What was meant to be a respectful solemn service quickly turns into a fiasco, when dysfunctional kinfolks reunite to mourn the death of Aaron (Rock) and Ryan (Martin Lawrence) beloved father. While mourners gather at the family home, the descendant’s sons find out that their father had been living on the down-low, and to add insult to injury, their father’s 4-foot tall gay lover shows up, expecting them to pay him generously to keep silent about the affair the sons have a hard time believing ever occurred.
One of the back-stories that makes this comedy stand-out stems from Cousin Elaine (Zoe Saldana) not knowing that a bottle labeled "Valium" contained a next generation hallucinogen concocted by her brother (Columbus Short) when she gives one of the pills to her boyfriend, Oscar (James Marsden). Marsden takes an old gag of his character, Oscar accidentally freaked out on drugs to bizarre heights, and has the audience doubled over in their seats with laughter.

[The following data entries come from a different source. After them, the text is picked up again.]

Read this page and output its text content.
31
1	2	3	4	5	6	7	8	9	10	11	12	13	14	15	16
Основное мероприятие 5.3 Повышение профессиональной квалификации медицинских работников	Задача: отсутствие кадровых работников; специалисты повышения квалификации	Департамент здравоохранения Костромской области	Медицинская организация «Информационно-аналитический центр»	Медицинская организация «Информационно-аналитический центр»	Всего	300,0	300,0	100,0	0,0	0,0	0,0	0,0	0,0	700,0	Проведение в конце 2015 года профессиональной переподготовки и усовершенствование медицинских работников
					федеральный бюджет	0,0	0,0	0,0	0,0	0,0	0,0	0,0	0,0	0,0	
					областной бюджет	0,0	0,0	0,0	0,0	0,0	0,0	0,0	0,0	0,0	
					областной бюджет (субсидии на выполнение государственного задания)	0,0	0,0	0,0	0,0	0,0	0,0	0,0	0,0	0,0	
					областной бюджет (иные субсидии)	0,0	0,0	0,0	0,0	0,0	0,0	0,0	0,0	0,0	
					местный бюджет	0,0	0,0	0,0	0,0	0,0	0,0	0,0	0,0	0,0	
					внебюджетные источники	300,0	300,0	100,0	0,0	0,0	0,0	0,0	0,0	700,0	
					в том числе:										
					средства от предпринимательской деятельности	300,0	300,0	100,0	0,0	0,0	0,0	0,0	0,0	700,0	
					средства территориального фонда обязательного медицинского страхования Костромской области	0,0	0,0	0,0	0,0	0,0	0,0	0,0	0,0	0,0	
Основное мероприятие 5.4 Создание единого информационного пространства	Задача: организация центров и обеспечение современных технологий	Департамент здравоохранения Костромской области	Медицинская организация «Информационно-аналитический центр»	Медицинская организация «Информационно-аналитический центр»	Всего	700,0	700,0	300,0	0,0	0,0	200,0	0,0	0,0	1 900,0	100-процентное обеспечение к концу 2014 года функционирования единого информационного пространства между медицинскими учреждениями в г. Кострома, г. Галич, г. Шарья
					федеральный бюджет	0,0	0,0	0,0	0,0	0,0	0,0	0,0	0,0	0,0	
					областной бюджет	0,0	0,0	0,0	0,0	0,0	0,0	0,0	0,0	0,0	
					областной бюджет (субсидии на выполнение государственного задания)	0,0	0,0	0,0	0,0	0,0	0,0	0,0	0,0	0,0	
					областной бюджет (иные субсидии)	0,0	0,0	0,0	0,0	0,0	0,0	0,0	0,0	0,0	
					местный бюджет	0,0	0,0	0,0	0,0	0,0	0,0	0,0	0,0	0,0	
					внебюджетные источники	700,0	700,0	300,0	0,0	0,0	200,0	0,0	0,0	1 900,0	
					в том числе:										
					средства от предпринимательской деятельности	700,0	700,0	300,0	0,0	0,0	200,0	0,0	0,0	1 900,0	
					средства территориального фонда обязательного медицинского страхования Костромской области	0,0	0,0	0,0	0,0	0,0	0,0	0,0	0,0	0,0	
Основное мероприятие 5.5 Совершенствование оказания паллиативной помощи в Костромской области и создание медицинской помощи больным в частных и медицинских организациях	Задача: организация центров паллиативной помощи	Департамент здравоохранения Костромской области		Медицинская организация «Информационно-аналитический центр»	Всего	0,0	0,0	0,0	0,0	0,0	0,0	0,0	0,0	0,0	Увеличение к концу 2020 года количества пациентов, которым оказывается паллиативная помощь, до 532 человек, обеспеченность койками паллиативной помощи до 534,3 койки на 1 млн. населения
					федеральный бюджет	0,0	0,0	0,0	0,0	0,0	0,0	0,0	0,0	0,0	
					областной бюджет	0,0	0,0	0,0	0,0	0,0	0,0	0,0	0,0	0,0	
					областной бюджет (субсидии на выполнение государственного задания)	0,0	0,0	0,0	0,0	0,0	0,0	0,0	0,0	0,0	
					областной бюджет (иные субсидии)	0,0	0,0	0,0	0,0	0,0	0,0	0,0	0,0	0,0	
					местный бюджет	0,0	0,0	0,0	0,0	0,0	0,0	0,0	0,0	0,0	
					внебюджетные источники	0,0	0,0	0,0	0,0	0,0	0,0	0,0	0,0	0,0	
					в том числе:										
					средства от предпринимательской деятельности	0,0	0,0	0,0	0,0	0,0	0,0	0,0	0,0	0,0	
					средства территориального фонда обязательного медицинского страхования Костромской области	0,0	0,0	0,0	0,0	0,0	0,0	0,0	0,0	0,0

The widow, Loretta Devine comedic timing is flawless as she seems to acquaint her husband’s death with the absence of a grandchild, a child Aaron’s wife, Michelle (Regina Hall) is so desperate to have, and attempts to get her husband to fertilize her during the midst of absolute chaos. And as for Danny Glover he is over the top as crabby Uncle Russell, who could easily make a saint want to push him down a flight of stairs, wheel chair and all. There is so much more to say about this film but time and space do not permit, just know that Death at a Funeral is delightfully amazing and generates belly-roll laughter.